TAYLOR, Texas (KXAN) — Hundreds of Williamson County residents are still in recovery mode one week after tornadoes ripped through Central Texas.

On Tuesday, a multi-agency resource center opened at the Taylor Expo Center to provide short-term and long-term relief for tornado survivors in Bastrop and Williamson County.

The resource center is open from 10 a.m. to 6 p.m. on Tuesday and Wednesday and from 9 a.m. to 3 p.m. on Thursday.

“Even though it’s been over a week since the storm came, they still need assistance for multiple things,” said Shantelle Brannon, deputy director for the Williamson County Office of Emergency Management.

In the unincorporated parts of Williamson County, the tornado caused damage to roughly 458 homes.

“Of those 458 homes, destroyed and major, it’s around the 150 mark. If you want to add another layer to that to include the city of Round Rock, then that’s going to be well over 1,200 homes that were effected,” said Brannon.

Granger resident Rick Hertless is part of one of those families whose home was completely destroyed.

“The tornado picked up my mom three feet, then picked up the house to meet my mom, then moved us about three feet,” said Hertless. “The house is gone. There’s no house. The room we were inside, that’s it.”

Hertless’ grandchildren were staying inside another home that sat about 50 feet away.

“None of us got a scratch, all of my grandkids. I’m just giving praise to the Lord we survived,” said Hertless.

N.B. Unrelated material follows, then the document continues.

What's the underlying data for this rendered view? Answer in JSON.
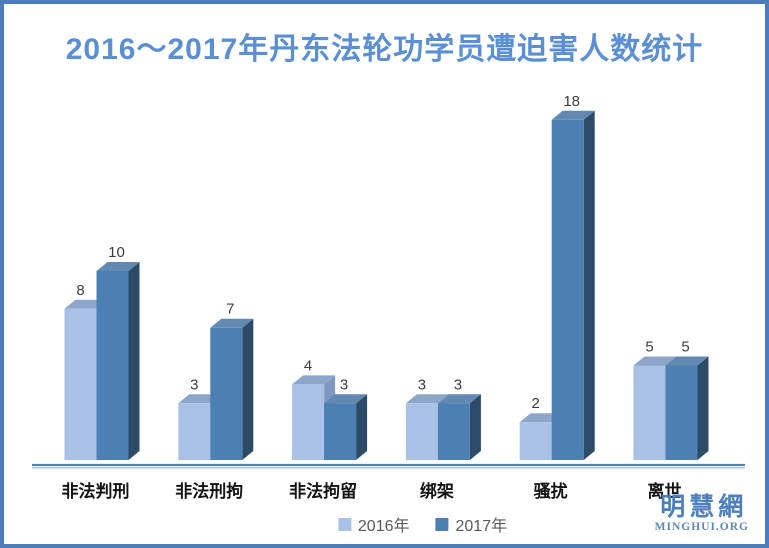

Hertless’ grandson DJ, who was staying in the house behind him, captured video before and after the tornado hit. In the video you can see the roof of the home come off and debris flying into the small room he and his siblings were in at the time. Minus that one room, the rest of the house is history.

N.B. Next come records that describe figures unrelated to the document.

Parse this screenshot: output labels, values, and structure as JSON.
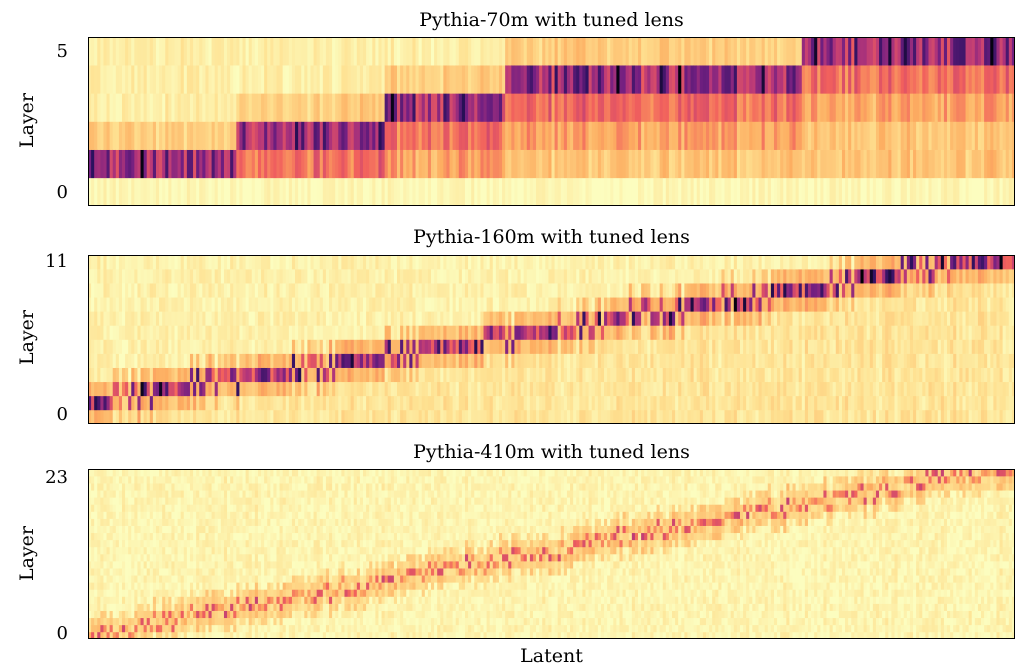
{
  "chart_data": [
    {
      "type": "heatmap",
      "title": "Pythia-70m with tuned lens",
      "ylabel": "Layer",
      "xlabel": "",
      "n_layers": 6,
      "yticks": [
        "0",
        "5"
      ],
      "ylim": [
        0,
        5
      ],
      "colormap": "magma_r",
      "layer_peak_share_of_latents": [
        0.0,
        0.16,
        0.16,
        0.13,
        0.32,
        0.23
      ],
      "layer_mean_intensity_band": [
        0.05,
        0.55,
        0.45,
        0.5,
        0.75,
        0.6
      ]
    },
    {
      "type": "heatmap",
      "title": "Pythia-160m with tuned lens",
      "ylabel": "Layer",
      "xlabel": "",
      "n_layers": 12,
      "yticks": [
        "0",
        "11"
      ],
      "ylim": [
        0,
        11
      ],
      "colormap": "magma_r",
      "layer_peak_share_of_latents": [
        0.0,
        0.06,
        0.06,
        0.05,
        0.08,
        0.09,
        0.1,
        0.1,
        0.12,
        0.18,
        0.16,
        0.1
      ]
    },
    {
      "type": "heatmap",
      "title": "Pythia-410m with tuned lens",
      "ylabel": "Layer",
      "xlabel": "Latent",
      "n_layers": 24,
      "yticks": [
        "0",
        "23"
      ],
      "ylim": [
        0,
        23
      ],
      "colormap": "magma_r"
    }
  ],
  "colors": {
    "low": "#fcfdbf",
    "mid": "#fb8761",
    "high": "#b73779",
    "peak": "#000004"
  }
}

“Me and my brother, we called out to my niece and sister. They didn’t answer twice. That’s when I thought, ‘I just lost my twin sister and my niece.’ They finally answered. That was probably the scariest moment of my life.”

‘One of the toughest days in my dispatch history

The tornado hit right around shift change for Williamson County dispatchers Laura Gattarello and Amanda Giltz, but that didn’t stop them from performing life-saving response efforts.

“Our shift change happens around 6 p.m. This all happened 10 minutes before. Thankfully, we had both dayside and nightside shifters at the time,” said Gattarello. “We started getting calls in Round Rock, and then it consistently got busy.”

Gattarello and Giltz ended up working a double shift the day the tornado hit to make sure all bases were covered.

“I’d say we have one of the best teams I’ve ever worked with in all of the career fields I’ve been in,” said Giltz. “Everybody just stayed without being asked and jumped right in.”

“This was probably one of the toughest days in my dispatch history,” said Gattarello.

The Williamson County Office of Emergency Management plans to study the tornado damage in the county in its threat assessments and figure out how to prepare for any potential future disasters.

“This is my 17th year in emergency services, and things are quickly changing. Who would have thought this would happen in Round Rock, Jarrell and Granger. We’re going to do more studies as to the climate change and everything that affects tornadoes coming into the area. We will start to develop different plans and different operating procedures,” said Brannon.